Making Hospital Readmissions RARE
With the launch of the statewide RARE (Reduce Avoidable Readmissions Effectively) campaign this summer, Minnesota physicians joined with hospitals and long-term care providers to reduce avoidable readmissions. The goal is to reduce such readmissions by 20 percent (about 4,000 total) by the end of 2012, thus lowering the state’s preventable readmissions rate from 5.8 percent in 2009 to 4.6 percent by the end of 2012. In addition to improving outcomes for patients, reducing readmissions by 4,000 would save commercial insurers an estimated $30 million annually and Medicare even more.
Nearly one in five Medicare patients discharged from Minnesota hospitals is readmitted within 30 days. Although the readmission rate for commercially insured patients is lower than for Medicare patients, the number of preventable readmissions is still significant. Eighteen states have lower readmission rates than Minnesota, according to Medicare data.
The RARE campaign will focus on developing comprehensive discharge plans and easing the transition from hospital to home or a nursing facility. Some of the issues that will be addressed include transition care planning, medication management, patient and family involvement in discharge preparation, and communication among hospital and long-term care providers.
MMA Led the Way
The MMA was one of the first groups in the state to examine the issue of hospital readmissions. In 2009, the MMA and the Minnesota Council of Health Plans (MCHP) brought together leaders from hospitals, clinics, long-term care facilities, academic institutions, state agencies, and quality organizations, as well as payers and purchasers of health care, to identify the causes of readmissions and consider ways to prevent them. Throughout 2010, they reviewed the literature as well as Minnesota-specific and national Medicare data. The group decided to focus on improving readmissions rates by improving the health care community’s understanding of the causes of readmissions and sharing strategies for reducing preventable ones.

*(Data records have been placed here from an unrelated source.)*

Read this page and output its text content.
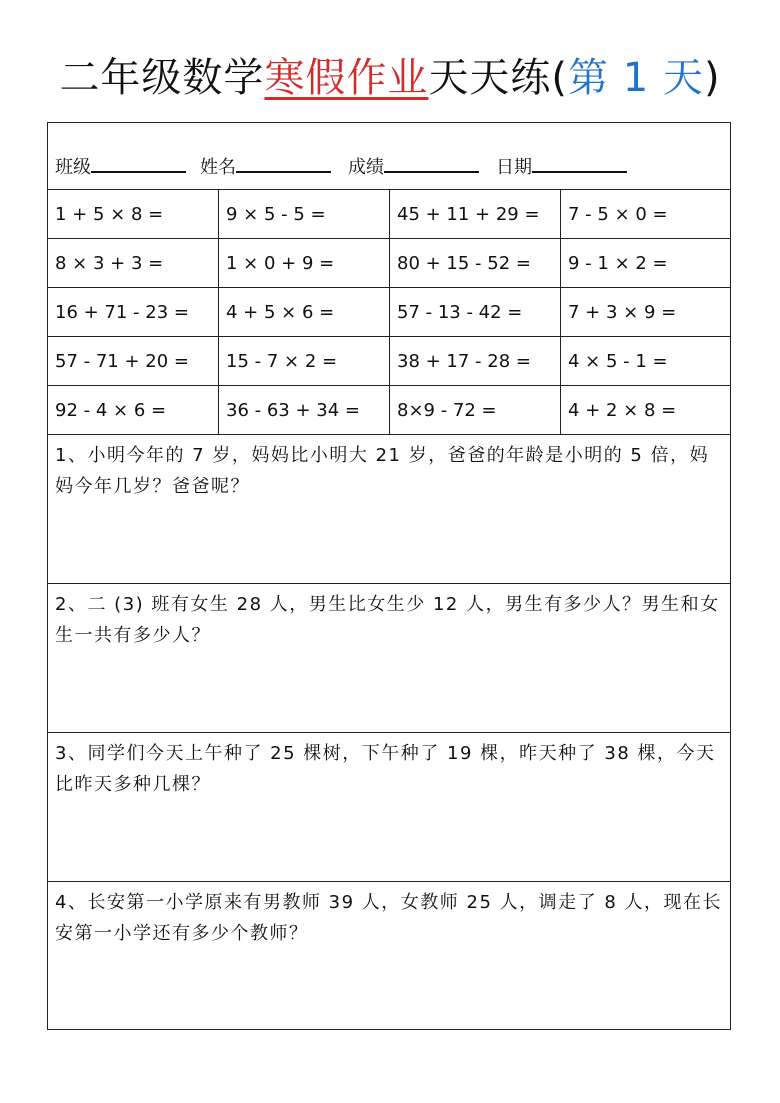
二年级数学寒假作业天天练(第 1 天)
班级	姓名	成绩	日期
1 + 5 × 8 =	9 × 5 - 5 =	45 + 11 + 29 =	7 - 5 × 0 =
8 × 3 + 3 =	1 × 0 + 9 =	80 + 15 - 52 =	9 - 1 × 2 =
16 + 71 - 23 =	4 + 5 × 6 =	57 - 13 - 42 =	7 + 3 × 9 =
57 - 71 + 20 =	15 - 7 × 2 =	38 + 17 - 28 =	4 × 5 - 1 =
92 - 4 × 6 =	36 - 63 + 34 =	8×9 - 72 =	4 + 2 × 8 =
1、小明今年的 7 岁，妈妈比小明大 21 岁，爸爸的年龄是小明的 5 倍，妈妈今年几岁？爸爸呢？
2、二 (3) 班有女生 28 人，男生比女生少 12 人，男生有多少人？男生和女生一共有多少人？
3、同学们今天上午种了 25 棵树，下午种了 19 棵，昨天种了 38 棵，今天比昨天多种几棵？
4、长安第一小学原来有男教师 39 人，女教师 25 人，调走了 8 人，现在长安第一小学还有多少个教师？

Efforts to reduce readmissions gained momentum following passage of the Patient Protection and Affordable Care Act. A provision in the law calls for the federal government to reduce Medicare payments by up to 3 percent by 2015 to hospitals with higher-than-expected 30-day readmission rates for patients who have been hospitalized for certain conditions. In 2011, the Institute for Clinical Systems Improvement decided to focus on hospital readmissions, and the MMA-MCHP effort evolved into the RARE campaign. As of mid-August, 51 Minnesota hospitals along with more than a dozen health plans, state agencies, home health agencies, nursing homes, and patient advocacy groups had signed onto RARE.